Le projet du Méga Show Fitness, porté par Kosso Cross Fit, partait d’une intention louable : célébrer le sport, le bien-être et le cinquième anniversaire d’un centre de fitness devenu une référence dans la capitale. L’idée d’associer à cet événement un influenceur africain de renom, Nkululeko Dlamini, alias King of Squats, relevait d’un coup médiatique habilement pensé.
Cependant, l’organisation n’a pas respecté les règles élémentaires : absence d’autorisation administrative préalable. Dans un contexte burkinabè où la sécurité, la décence et la moralité publique sont devenues des priorités, c’est une faute lourde. Et comme le rappelle la sagesse juridique, « nul n’est censé ignorer la loi, ni l’esprit de la loi ». À ce titre, les organisateurs auraient dû aller molo, prendre le temps de se conformer aux exigences administratives avant toute communication ou installation logistique.
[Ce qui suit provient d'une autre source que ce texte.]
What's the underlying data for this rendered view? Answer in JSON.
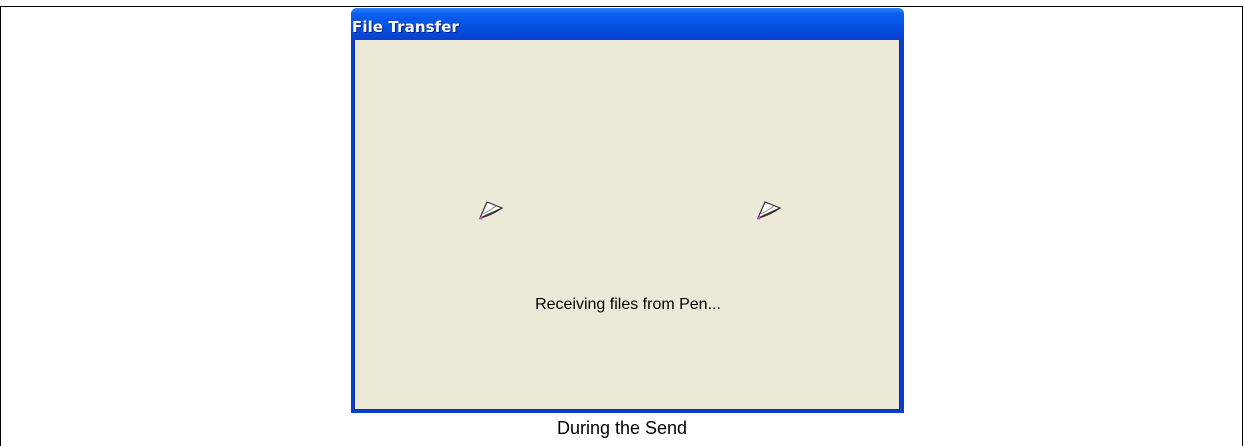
{
  "window": {
    "title": "File Transfer",
    "status_text": "Receiving files from Pen...",
    "icons": [
      "folder-transfer-icon",
      "folder-transfer-icon"
    ]
  },
  "caption": "During the Send",
  "colors": {
    "titlebar": "#0553e2",
    "window_body": "#ece9d8",
    "title_text": "#ffffff"
  }
}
Une prudence qui aurait sans doute évité cette issue regrettable.
L’engouement suscité autour du King of Squats n’est pas anodin. Il traduit une évolution socioculturelle : celle d’une jeunesse fascinée par le corps, l’apparence et les codes du digital. Le fitness devient spectacle, et le sportif, une star.
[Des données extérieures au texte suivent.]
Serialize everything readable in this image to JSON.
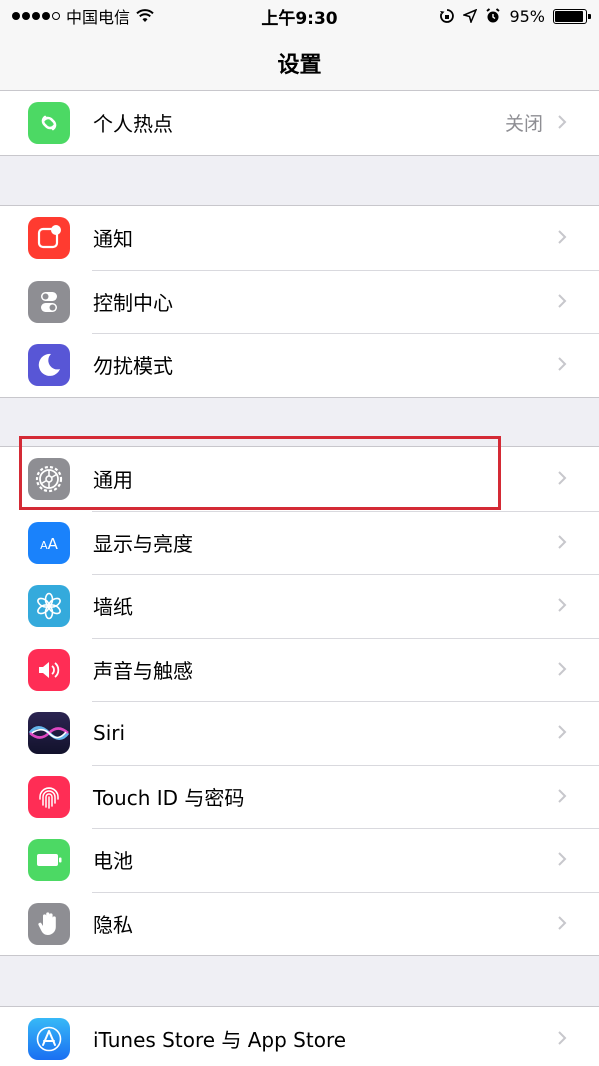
{
  "status_bar": {
    "carrier": "中国电信",
    "time": "上午9:30",
    "battery": "95%"
  },
  "nav": {
    "title": "设置"
  },
  "groups": [
    {
      "rows": [
        {
          "label": "个人热点",
          "value": "关闭",
          "icon": "hotspot-icon",
          "color": "#4cd964"
        }
      ]
    },
    {
      "rows": [
        {
          "label": "通知",
          "icon": "notifications-icon",
          "color": "#ff3b30"
        },
        {
          "label": "控制中心",
          "icon": "control-center-icon",
          "color": "#8e8e93"
        },
        {
          "label": "勿扰模式",
          "icon": "moon-icon",
          "color": "#5856d6"
        }
      ]
    },
    {
      "rows": [
        {
          "label": "通用",
          "icon": "gear-icon",
          "color": "#8e8e93"
        },
        {
          "label": "显示与亮度",
          "icon": "display-brightness-icon",
          "color": "#1a82fb"
        },
        {
          "label": "墙纸",
          "icon": "wallpaper-icon",
          "color": "#34aadc"
        },
        {
          "label": "声音与触感",
          "icon": "speaker-icon",
          "color": "#ff2d55"
        },
        {
          "label": "Siri",
          "icon": "siri-icon",
          "color": "#1b1b3a"
        },
        {
          "label": "Touch ID 与密码",
          "icon": "fingerprint-icon",
          "color": "#ff2d55"
        },
        {
          "label": "电池",
          "icon": "battery-icon",
          "color": "#4cd964"
        },
        {
          "label": "隐私",
          "icon": "hand-icon",
          "color": "#8e8e93"
        }
      ]
    },
    {
      "rows": [
        {
          "label": "iTunes Store 与 App Store",
          "icon": "app-store-icon",
          "color": "#1a82fb"
        }
      ]
    }
  ],
  "highlight_color": "#d42a35"
}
Mais ici, le show semblait glisser vers une esthétique ambiguë, entre démonstration athlétique et exhibition charnelle. Cette ambiguïté a nourri les critiques et accentué le malaise.
Une partie du public burkinabè, profondément attachée à une certaine pudeur collective, a perçu la venue du King of Squats moins comme une célébration sportive que comme une provocation morale.
Les réseaux sociaux, dans leur frénésie habituelle, ont amplifié cette lecture jusqu’à transformer un simple événement de fitness en affaire de société. Face à la montée de la polémique, le Président de la Délégation Spéciale de Ouagadougou a décidé d’interdire l’activité, invoquant le manque d’autorisation préalable.
Officiellement, il s’agit d’un manquement administratif.
Officieusement, la mesure résonne comme un message d’ordre et de régulation culturelle : les autorités tiennent à garder la main sur les représentations publiques et les modèles sociaux qui circulent.
Conscient de la tournure prise par les événements, le promoteur de KOSSO CROSS FIT est rapidement intervenu (sur sa page) pour présenter ses excuses aux autorités, à ses partenaires et à tous ceux qui avaient soutenu l’initiative.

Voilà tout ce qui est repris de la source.